How many grams do 4.30 x 1021 molecules of UF6 weigh? Report the answer in correct number of significant figures and units.
To determine the weight of 4.30 x 10^21 molecules of UF6, you need to use the concept of molar mass and Avogadro's number.
1. Start by determining the molar mass of UF6. The molar mass is the sum of the atomic masses of all the atoms in the molecule.
The atomic mass of uranium (U) is about 238.03 g/mol, and the atomic mass of fluorine (F) is about 18.99 g/mol. Since there are 6 fluorine atoms in UF6, the molar mass of UF6 can be calculated as follows:
Molar mass of UF6 = (1 x atomic mass of uranium) + (6 x atomic mass of fluorine)
= (1 x 238.03 g/mol) + (6 x 18.99 g/mol)
= 352.02 g/mol
2. Use Avogadro's number, which is approximately 6.022 x 10^23 molecules/mol. This gives us the conversion factor to go from molecules to moles.
3. Convert the given number of molecules (4.30 x 10^21) to moles by dividing it by Avogadro's number:
Moles of UF6 = (4.30 x 10^21 molecules) / (6.022 x 10^23 molecules/mol)
4. Now, use the molar mass and the number of moles to calculate the weight:
Weight = Moles of UF6 x Molar mass of UF6
Weight = (moles of UF6) x (molar mass of UF6)

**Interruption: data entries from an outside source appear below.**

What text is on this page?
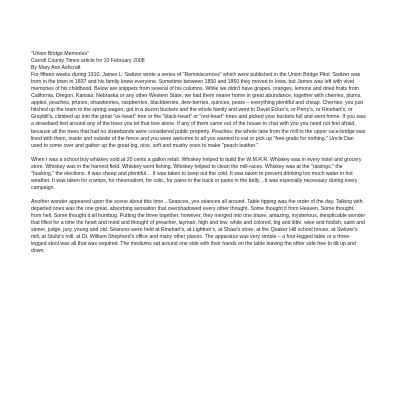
"Union Bridge Memories"
Carroll County Times article for 10 February 2008
By Mary Ann Ashcraft

For fifteen weeks during 1910, James L. Switzer wrote a series of "Reminiscences" which were published in the Union Bridge Pilot. Switzer was born in the town in 1837 and his family knew everyone. Sometime between 1850 and 1860 they moved to Iowa, but James was left with vivid memories of his childhood. Below are snippets from several of his columns. While we didn't have grapes, oranges, lemons and dried fruits from California, Oregon, Kansas, Nebraska or any other Western State, we had them nearer home in great abundance, together with cherries, plums, apples, peaches, prunes, strawberries, raspberries, blackberries, dew-berries, quinces, pears – everything plentiful and cheap. Cherries: you just hitched up the team to the spring wagon, got in a dozen buckets and the whole family and went to David Ecker's, or Perry's, or Rinehart's, or Graybill's, climbed up into the great "ox-heart" tree or the "black-heart" or "red-heart" trees and picked your buckets full and went home. If you saw a strawbard tied around any of the trees you let that tree alone. If any of them came out of the house to chat with you you need not feel afraid, because all the trees that had no strawbands were considered public property. Peaches: the whole lane from the mill to the upper race-bridge was lined with them, inside and outside of the fence and you were welcome to all you wanted to eat or pick up "free-gratis for nothing." Uncle Dan used to come over and gather up the great big, nice, soft and mushy ones to make "peach leather."

When I was a school boy whiskey sold at 20 cents a gallon retail. Whiskey helped to build the W.M.R.R. Whiskey was in every hotel and grocery store. Whiskey was in the harvest field. Whiskey went fishing. Whiskey helped to clean the mill-races. Whiskey was at the "raisings," the "husking," the elections. It was cheap and plentiful… It was taken to keep out the cold. It was taken to prevent drinking too much water in hot weather. It was taken for cramps, for rheumatism, for colic, for pains in the back or pains in the belly…It was especially necessary during every campaign.

Another wonder appeared upon the scene about this time…Seances, yes séances all around. Table tipping was the order of the day. Talking with departed ones was the one great, absorbing sensation that overshadowed every other thought. Some thought it from Heaven. Some thought, from hell. Some thought it all humbug. Putting the three together, however, they merged into one triune, amazing, mysterious, inexplicable wonder that filled for a time the heart and mind and thought of preacher, layman, high and low, white and colored, big and little, wise and foolish, saint and sinner, judge, jury, young and old. Séances were held at Rinehart's, at Lightner's, at Shaw's store, at the Quaker Hill school house, at Switzer's mill, at Stultz's mill, at Dr. William Shepherd's office and many other places. The apparatus was very simple – a four-legged table or a three-legged stool was all that was required. The mediums sat around one side with their hands on the table leaving the other side free to tilt up and down.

= (4.30 x 10^21 molecules) / (6.022 x 10^23 molecules/mol) x (352.02 g/mol)
5. Calculate the weight:
Weight = (4.30 x 10^21 molecules) x (352.02 g/mol) / (6.022 x 10^23 molecules/mol)
≈ 2.5 x 10^-2 g
Therefore, 4.30 x 10^21 molecules of UF6 weigh approximately 2.5 x 10^-2 grams. The answer should be reported with two significant figures, so it can be rounded to 0.025 g.